The Associated Press rounds up false claims each week, and provides the facts. This week, a false tweet involving Maryland congressman Jamie Raskin was shared widely on social media, so the AP checked it out. 

CLAIM 

House Republicans are requiring Rep. Jamie Raskin, a Democrat from Maryland, to remove the headwear he's donned on the House floor while undergoing chemotherapy.

THE FACTS

Republicans have made no such request and have in fact been nothing but supportive, a spokesperson for Raskin told the AP. Raskin, who announced he'd been diagnosed with lymphoma last year, attended the year's first House Oversight Committee hearing on Tuesday wearing a bandana. 

But as the new Republican House majority takes control, confusion over a joke Raskin made about House rules governing headgear fueled a false rumor on social media. 

"Kevin McCarthy has insisted Jamie Raskin remove the headscarf he is wearing because chemotherapy has caused his hair to fall out," wrote one Twitter user in a tweet with 34,000 likes, referring to the Republican House speaker. "You would think they would have compassion for a colleague with cancer but they are monsters." 

But Republicans have not imposed such a rule, and the false claim grew from a misunderstanding.
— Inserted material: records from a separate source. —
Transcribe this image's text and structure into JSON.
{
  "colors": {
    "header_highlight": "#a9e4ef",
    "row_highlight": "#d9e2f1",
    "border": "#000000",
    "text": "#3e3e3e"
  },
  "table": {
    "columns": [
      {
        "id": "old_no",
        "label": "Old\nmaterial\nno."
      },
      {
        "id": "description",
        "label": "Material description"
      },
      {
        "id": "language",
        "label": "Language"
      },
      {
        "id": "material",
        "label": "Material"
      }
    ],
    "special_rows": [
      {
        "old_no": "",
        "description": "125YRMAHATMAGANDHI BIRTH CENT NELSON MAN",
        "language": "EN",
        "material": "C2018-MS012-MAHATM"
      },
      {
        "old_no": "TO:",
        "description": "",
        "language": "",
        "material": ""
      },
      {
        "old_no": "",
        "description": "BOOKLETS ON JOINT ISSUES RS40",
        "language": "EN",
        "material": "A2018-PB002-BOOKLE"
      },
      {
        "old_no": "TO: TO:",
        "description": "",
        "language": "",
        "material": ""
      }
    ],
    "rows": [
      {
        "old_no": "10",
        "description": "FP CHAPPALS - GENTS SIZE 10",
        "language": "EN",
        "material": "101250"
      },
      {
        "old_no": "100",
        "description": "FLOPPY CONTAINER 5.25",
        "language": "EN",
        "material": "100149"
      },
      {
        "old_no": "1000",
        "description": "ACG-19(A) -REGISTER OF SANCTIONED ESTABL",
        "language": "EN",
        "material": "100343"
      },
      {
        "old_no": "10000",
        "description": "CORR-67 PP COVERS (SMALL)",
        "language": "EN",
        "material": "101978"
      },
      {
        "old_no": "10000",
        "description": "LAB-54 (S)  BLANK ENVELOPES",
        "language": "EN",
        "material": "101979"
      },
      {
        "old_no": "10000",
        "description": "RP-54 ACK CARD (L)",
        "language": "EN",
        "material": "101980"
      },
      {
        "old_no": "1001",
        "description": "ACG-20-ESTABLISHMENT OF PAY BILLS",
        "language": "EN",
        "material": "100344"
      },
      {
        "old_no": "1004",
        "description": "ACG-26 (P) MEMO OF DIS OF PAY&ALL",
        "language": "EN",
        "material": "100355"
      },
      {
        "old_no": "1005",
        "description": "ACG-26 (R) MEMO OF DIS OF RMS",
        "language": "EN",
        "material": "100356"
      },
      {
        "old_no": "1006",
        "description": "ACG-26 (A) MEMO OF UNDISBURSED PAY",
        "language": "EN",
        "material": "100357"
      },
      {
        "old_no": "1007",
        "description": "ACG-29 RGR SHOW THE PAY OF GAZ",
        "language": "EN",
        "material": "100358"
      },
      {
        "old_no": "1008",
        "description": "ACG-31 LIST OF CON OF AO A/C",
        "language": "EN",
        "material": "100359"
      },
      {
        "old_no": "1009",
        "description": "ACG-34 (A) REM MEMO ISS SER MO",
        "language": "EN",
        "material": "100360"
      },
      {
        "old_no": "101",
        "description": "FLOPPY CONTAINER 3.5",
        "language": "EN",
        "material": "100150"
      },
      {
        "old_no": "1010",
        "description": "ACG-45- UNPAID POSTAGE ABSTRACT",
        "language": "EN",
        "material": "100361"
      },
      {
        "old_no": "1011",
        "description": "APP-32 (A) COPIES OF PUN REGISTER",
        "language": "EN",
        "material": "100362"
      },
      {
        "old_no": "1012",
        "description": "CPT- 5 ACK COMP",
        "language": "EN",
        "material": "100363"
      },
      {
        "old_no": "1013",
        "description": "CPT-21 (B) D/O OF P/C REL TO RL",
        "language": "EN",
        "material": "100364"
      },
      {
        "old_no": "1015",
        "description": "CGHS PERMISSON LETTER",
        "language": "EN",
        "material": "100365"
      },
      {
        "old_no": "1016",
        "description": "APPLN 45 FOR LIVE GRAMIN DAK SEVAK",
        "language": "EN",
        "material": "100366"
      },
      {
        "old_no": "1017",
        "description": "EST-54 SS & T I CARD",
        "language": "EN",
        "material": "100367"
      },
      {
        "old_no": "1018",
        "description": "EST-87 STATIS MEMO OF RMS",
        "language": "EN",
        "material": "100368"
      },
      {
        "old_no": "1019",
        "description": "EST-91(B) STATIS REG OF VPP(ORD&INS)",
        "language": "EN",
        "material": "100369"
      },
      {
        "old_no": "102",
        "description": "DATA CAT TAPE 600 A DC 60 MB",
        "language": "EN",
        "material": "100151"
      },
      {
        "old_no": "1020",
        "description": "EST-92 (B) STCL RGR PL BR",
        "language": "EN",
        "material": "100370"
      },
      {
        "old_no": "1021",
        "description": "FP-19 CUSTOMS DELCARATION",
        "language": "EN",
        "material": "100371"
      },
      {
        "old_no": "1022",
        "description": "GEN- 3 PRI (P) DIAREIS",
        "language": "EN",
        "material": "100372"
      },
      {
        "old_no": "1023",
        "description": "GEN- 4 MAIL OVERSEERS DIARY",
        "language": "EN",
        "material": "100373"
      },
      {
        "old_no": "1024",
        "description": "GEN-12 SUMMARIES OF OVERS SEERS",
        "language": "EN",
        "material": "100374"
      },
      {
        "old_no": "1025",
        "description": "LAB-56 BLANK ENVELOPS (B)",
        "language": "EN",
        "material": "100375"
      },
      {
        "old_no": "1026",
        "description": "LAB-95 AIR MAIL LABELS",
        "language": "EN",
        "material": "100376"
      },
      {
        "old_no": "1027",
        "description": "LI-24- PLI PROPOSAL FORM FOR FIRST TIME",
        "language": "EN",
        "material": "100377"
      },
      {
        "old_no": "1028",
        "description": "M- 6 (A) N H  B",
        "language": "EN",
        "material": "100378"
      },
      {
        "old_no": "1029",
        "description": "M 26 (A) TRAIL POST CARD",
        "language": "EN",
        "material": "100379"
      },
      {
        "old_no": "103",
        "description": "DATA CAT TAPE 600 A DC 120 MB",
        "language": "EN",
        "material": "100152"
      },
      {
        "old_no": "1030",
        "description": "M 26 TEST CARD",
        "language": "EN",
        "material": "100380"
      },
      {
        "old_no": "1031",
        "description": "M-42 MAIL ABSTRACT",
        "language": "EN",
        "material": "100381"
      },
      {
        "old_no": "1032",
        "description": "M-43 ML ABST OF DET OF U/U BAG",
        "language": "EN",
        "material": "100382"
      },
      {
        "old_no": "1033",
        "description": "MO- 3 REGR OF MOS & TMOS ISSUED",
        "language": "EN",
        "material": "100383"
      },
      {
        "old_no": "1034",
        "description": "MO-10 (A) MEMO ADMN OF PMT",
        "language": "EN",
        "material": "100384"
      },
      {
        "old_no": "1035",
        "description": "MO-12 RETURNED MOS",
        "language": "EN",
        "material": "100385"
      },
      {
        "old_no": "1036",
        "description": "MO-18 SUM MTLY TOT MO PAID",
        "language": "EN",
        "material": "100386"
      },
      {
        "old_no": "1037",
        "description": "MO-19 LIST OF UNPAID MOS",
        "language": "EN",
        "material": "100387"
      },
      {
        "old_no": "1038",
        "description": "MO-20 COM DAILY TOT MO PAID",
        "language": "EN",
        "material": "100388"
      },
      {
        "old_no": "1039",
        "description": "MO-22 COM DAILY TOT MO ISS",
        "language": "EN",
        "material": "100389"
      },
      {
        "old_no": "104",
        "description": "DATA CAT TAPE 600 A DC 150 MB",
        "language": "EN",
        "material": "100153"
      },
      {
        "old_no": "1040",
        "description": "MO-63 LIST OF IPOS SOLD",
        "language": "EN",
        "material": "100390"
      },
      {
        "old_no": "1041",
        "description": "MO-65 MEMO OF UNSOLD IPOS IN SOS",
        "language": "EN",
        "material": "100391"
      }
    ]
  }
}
In a Tuesday tweet, Punchbowl News reporter Heather Caygle wrote that Raskin had received a standing ovation in a House Democratic Caucus meeting after saying he'd push back on Republican efforts to make him remove his headwear. "And I will make them take off their toupees," Caygle quoted Raskin as saying. 

Jacob Wilson, a spokesperson for Raskin, told the AP in an email that Raskin "was responding lightheartedly to a hypothetical question from a colleague" at the caucus meeting.

 According to Caygle's tweet, he was asked "what he would do if Republicans made him take off his headwear on the House floor." Caygle clarified in a follow-up tweet that Raskin said no House Republicans have spoken to him about hat rules. Caygle declined further comment when reached by email. 

Wilson said the Democrat "has received nothing but support and encouragement from all of his colleagues and leaders on both sides of the aisle."

Mark Bednar, a spokesperson for McCarthy, said the House speaker had not told Raskin to remove his head covering. Hats were banned in the lower chamber in 1837.

— Associated Press writer Graph Massara in San Francisco contributed this report with additional reporting from Sophia Tulp in New York.